Portland Economist: New ODOT Audit "Worse than Useless"

Transportation agency's competence in question as Brown, lawamkers seek big funding package.

Oregon highway (Pixabay)

There's one thing on which Gov. Kate Brown and legislative leaders in both parties agree—they all badly want to pass a transportation-funding package in the 2017 legislative session that opened today.

"Our economy and the safety of our communities cannot wait," Brown said in a statement of her agenda last month.

But Joe Cortright, a Portland economist who's been a longtime critic of the Oregon Department of Transportation, says a new audit of the agency timed to give lawmakers confidence in its operations is "worse than useless."

In an op-ed piece he penned today for the website Bike Portland, Cortright says a $1 million audit, first reported by the Portland Tribune, failed in numerous ways.
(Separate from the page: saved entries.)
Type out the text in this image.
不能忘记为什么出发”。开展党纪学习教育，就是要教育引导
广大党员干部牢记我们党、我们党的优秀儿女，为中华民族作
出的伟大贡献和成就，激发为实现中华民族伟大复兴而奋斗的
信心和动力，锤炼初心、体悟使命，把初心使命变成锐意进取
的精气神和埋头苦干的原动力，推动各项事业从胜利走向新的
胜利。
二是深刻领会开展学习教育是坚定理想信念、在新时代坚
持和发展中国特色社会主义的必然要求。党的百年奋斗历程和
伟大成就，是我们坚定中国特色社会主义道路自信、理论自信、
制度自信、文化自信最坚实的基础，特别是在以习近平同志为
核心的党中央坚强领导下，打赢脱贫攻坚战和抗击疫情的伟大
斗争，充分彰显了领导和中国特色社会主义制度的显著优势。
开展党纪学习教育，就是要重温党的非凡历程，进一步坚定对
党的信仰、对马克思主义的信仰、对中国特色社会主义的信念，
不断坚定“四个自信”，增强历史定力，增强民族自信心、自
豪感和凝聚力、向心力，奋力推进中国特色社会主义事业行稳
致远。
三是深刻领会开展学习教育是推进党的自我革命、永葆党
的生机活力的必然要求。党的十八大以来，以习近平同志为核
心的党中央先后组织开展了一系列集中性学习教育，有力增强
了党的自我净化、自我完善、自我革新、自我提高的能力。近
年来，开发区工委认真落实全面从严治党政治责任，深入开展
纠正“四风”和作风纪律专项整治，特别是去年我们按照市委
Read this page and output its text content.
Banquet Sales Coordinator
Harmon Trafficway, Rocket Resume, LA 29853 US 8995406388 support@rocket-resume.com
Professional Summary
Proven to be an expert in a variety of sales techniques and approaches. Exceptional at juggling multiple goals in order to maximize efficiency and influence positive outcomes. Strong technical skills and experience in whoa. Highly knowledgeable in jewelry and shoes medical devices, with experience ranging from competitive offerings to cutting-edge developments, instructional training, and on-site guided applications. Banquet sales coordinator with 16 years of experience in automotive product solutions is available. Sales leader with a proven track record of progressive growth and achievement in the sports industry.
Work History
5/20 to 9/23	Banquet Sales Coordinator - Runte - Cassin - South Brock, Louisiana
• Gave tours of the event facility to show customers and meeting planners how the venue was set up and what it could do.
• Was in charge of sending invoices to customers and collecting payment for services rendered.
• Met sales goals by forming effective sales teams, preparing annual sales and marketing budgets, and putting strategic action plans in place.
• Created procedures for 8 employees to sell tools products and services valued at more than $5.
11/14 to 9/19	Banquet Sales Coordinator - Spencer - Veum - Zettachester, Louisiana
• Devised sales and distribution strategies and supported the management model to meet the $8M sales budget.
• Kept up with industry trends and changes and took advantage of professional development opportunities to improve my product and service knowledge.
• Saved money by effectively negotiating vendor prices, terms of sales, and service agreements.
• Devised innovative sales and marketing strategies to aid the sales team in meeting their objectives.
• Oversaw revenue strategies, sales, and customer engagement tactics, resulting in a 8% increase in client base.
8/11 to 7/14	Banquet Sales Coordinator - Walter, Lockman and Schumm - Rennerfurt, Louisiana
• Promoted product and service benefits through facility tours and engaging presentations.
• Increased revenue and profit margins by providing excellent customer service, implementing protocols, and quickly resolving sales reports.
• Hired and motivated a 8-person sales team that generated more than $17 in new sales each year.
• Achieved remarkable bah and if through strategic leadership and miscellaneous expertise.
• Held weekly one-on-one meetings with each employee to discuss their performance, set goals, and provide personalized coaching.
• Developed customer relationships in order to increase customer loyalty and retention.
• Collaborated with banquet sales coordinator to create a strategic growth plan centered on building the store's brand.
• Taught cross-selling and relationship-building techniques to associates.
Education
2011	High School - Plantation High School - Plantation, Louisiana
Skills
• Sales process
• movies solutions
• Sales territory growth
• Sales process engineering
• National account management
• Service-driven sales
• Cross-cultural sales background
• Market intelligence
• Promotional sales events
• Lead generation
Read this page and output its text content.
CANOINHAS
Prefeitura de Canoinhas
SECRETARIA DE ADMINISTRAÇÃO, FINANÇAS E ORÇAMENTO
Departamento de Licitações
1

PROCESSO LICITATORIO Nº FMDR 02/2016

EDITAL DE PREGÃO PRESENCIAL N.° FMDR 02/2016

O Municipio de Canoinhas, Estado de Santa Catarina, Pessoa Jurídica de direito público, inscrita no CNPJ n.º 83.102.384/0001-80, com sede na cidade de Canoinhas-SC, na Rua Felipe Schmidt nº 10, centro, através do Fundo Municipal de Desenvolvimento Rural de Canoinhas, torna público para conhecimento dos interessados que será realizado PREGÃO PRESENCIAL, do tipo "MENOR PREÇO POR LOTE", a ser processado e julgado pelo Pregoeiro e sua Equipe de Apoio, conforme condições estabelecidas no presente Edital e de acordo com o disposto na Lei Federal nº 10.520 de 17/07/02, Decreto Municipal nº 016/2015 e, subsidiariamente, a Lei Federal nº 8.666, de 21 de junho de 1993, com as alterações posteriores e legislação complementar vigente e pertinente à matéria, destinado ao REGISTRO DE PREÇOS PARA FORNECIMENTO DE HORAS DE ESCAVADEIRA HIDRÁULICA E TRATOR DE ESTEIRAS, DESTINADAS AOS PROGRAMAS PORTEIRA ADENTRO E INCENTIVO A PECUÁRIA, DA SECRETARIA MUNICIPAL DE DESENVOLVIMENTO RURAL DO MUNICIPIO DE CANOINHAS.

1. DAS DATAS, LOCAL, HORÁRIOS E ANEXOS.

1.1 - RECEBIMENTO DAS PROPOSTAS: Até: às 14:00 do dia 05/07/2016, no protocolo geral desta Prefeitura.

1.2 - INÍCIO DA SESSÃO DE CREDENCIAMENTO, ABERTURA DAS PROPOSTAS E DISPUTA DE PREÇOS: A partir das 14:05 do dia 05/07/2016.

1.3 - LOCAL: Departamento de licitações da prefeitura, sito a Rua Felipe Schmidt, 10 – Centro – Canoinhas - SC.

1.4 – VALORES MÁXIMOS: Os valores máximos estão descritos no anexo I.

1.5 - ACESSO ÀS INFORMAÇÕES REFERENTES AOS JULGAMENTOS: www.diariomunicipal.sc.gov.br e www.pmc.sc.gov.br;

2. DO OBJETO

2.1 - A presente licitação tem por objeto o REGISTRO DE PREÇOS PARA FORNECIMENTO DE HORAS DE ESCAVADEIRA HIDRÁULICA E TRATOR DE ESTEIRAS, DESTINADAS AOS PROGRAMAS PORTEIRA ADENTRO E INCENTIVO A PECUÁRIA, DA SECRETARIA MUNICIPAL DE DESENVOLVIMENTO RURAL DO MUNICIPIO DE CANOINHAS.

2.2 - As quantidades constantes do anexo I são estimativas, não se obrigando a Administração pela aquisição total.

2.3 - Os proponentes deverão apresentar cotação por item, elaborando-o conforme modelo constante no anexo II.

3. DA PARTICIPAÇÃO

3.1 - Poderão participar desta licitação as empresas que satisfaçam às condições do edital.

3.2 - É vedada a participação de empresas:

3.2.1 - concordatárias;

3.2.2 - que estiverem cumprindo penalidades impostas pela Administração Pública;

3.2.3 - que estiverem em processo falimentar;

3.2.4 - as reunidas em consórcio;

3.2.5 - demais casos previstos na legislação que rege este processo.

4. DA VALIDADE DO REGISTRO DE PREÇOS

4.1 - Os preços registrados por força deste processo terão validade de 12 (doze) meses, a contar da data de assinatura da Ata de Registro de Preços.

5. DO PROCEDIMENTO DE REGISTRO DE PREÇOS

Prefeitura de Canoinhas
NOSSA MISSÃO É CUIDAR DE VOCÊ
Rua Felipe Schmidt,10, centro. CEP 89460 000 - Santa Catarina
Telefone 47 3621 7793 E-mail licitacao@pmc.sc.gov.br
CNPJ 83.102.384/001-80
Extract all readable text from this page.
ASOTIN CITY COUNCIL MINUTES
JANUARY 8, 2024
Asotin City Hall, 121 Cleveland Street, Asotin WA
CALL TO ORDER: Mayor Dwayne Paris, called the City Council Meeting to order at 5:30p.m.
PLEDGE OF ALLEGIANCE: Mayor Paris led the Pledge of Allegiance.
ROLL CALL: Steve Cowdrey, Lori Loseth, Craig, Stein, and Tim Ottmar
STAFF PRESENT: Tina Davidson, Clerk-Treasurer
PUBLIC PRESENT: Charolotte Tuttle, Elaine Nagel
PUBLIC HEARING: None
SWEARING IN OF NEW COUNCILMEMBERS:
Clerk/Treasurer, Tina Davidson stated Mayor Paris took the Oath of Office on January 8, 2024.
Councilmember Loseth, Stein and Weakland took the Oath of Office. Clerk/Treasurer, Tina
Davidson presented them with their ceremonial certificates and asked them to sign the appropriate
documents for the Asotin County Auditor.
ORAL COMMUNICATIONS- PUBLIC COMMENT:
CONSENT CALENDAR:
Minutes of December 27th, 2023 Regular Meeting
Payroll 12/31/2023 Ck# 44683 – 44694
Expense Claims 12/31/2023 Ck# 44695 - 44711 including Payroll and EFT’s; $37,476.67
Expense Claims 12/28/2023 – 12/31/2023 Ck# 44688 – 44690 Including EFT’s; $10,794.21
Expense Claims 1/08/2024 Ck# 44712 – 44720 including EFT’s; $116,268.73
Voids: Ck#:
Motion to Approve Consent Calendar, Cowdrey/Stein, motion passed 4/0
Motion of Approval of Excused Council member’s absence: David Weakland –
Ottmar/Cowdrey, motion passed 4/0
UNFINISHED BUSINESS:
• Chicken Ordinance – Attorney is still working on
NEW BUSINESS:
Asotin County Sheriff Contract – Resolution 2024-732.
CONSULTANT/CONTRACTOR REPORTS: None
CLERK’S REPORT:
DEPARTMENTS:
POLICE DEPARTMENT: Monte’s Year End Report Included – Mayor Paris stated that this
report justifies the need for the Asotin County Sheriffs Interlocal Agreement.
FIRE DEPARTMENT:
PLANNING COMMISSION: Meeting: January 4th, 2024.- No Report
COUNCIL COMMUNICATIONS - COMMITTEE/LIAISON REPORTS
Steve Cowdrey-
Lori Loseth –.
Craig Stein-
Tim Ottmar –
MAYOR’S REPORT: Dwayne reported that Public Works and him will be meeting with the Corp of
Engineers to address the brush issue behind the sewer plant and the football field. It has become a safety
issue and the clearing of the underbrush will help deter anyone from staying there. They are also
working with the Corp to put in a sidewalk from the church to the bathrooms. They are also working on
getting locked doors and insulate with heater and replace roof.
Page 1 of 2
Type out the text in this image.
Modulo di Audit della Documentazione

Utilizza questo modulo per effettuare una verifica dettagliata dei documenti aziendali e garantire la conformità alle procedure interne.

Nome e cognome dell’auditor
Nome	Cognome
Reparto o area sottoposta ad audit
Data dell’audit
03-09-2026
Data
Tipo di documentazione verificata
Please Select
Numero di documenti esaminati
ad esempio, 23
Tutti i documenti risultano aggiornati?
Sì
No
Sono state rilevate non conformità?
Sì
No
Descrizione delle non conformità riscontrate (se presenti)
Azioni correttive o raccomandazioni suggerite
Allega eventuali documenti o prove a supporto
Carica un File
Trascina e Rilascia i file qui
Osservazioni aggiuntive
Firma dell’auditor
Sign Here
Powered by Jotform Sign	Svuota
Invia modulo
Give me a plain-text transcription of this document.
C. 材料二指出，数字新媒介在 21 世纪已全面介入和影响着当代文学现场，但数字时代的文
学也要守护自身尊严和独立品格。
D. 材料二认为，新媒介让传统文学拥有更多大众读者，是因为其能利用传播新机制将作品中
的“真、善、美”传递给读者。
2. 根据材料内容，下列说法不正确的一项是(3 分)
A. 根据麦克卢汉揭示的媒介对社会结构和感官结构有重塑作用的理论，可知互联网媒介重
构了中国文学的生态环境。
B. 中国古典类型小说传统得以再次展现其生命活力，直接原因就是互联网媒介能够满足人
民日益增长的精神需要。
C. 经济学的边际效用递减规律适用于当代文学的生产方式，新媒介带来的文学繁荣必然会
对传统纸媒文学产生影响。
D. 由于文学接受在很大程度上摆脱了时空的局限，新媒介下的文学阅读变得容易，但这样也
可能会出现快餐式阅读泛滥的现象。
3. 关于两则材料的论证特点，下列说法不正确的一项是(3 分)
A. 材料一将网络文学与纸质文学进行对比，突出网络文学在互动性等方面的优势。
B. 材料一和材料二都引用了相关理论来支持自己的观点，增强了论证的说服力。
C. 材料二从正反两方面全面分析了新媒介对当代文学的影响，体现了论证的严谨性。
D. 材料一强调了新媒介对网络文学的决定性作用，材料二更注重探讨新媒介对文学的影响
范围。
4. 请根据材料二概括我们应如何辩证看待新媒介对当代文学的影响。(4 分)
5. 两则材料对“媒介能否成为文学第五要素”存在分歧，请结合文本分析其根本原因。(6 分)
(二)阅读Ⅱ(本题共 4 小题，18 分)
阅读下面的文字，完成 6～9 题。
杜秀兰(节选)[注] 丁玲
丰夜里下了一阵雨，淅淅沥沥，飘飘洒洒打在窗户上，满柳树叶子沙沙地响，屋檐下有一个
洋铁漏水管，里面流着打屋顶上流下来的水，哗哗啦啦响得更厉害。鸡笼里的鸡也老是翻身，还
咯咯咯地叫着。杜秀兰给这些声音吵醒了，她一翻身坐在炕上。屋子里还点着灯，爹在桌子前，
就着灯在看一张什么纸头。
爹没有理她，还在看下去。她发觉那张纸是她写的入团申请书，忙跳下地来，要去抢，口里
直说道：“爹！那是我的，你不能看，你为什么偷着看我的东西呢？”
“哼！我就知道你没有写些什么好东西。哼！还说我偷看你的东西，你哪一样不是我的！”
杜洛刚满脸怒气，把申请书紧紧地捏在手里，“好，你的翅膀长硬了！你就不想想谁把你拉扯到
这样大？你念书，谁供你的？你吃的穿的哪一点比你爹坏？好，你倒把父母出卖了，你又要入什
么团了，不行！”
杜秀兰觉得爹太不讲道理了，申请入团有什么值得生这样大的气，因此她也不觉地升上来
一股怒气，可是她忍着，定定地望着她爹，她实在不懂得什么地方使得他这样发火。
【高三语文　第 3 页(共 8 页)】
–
In particular, Cortright says, the audit produced by McKinsey & Co. purports to assess whether ODOT can complete projects on time and on budget—but omits the agency's biggest screw-ups from its analysis.

"This would be rather like the White Star Line reporting the on-time arrivals of its ships traveling between London and New York with a footnote saying "This data doesn't include the indefinitely delayed arrival of RMS Titanic," Cortright writes.

ODOT's effectiveness is important because the agency would be responsible for spending the $400 to $500 million or more lawmakers and Brown hope raise this session.

The Oregon Transportation Commission will meet on Feb. 2 at 10 am for a special meeting to review the audit.